The idea is T3 = T1 + T2 (in the sense of both T1 and T2 being run together). Then, you can combine the data from T1 and T3 and think of it as a T1 treatment on top of the “combined” control, C and T2. Similarly, you can combine the data form T2 and T3 and think of it as the T2 on top of the combined control, C and T1.
Of course, if T2, say, produces a strong effect, then T1 and T3 will have much greater variance as a combined dataset than T1 by itself. That would make it harder to show a statistically significant result for T1 over the control. However, I think even that could be managed by subtracting out the mean T2 effect before combining the data, though you might have to make some statistical adjustment to merge the two sets, as they might not have identical variances.
Person C's input:
As a first reaction, and before I look at the above in more detail, this might be reference to the following:
Assuming a between design, for each new treatment, you will split the sample in each of the other treatments, so the comparison groups get smaller and smaller.
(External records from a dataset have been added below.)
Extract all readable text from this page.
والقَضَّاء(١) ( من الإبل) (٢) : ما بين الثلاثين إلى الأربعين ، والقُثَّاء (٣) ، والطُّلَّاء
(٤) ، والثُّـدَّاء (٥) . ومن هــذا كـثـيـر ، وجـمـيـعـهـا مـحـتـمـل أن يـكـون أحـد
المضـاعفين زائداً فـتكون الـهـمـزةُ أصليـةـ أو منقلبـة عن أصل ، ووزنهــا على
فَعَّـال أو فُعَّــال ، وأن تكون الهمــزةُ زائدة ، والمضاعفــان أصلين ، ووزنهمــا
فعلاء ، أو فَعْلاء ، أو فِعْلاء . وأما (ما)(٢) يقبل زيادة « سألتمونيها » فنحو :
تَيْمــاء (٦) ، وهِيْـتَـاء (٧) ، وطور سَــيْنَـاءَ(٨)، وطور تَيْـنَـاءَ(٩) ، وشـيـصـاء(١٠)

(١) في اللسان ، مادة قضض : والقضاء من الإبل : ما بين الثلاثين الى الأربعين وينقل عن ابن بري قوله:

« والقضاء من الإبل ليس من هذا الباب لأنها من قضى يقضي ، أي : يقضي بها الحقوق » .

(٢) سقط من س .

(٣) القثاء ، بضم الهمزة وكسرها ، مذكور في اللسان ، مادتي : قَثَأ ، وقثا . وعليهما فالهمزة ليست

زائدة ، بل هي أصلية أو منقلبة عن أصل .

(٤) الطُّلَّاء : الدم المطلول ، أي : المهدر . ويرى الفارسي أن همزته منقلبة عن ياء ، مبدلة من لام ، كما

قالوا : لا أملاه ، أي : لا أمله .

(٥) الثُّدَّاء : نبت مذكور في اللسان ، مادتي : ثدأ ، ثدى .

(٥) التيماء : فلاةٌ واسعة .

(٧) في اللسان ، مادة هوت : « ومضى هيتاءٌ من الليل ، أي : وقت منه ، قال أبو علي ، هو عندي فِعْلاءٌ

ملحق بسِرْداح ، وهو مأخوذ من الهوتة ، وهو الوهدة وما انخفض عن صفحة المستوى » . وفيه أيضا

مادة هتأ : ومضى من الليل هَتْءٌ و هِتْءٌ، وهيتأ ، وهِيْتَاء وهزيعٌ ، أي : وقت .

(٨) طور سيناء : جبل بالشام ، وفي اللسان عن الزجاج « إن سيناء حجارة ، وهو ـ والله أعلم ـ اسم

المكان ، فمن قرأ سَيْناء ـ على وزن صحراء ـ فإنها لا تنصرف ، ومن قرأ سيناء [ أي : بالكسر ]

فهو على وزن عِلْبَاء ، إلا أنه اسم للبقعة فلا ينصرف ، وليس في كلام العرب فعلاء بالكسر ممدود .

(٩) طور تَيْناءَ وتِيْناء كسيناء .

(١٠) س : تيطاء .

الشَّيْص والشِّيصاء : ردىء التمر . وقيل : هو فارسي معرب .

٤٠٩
In the extreme, you have so many treatments that each person represents a unique intersection of treatments - this gives you tremendous heterogeneity, in the way we usually think about it with respect to non-experimental data, and not big enough sample to meaningfully compare treatments.
For example, suppose you have 100 subjects, and treatment 1 (T1) and Control (C) groups. each group has 50 subjects. If you want to add another treatment, you will stratify randomization by T1 and C, so
that you have an equal representation of people exposed to T1 and C in the new treatment (T2) and its control (C2). Now the sample is effectively split in 4 groups, with 25 people per groups (like in a
2x2 table). Add another (cross-cutting) treatment, and numbers get too small to do anything.
Yes, the thread is about that, but a bit more.
1. There's an assumption that we can use non control groups as part of the control group.
So if we have:
C T1 T2
scenario 2 (add T3)
C T1 T2 T3, (where T3 is a combo of T1 & T2)
then we want to ask, what's the effect of T1?
The assumption above is that we can compare:
T1 compared to C & T2
T1 compared to C&T2&T3
In scenario 2, the data will have more variation (because there's another treatment in there, i guess?), which may make finding a T1 effect more difficult?? i think.
1. Do we only make comparison's to control groups
2. If we compare to more than the control group, then we must account for that with some dummy.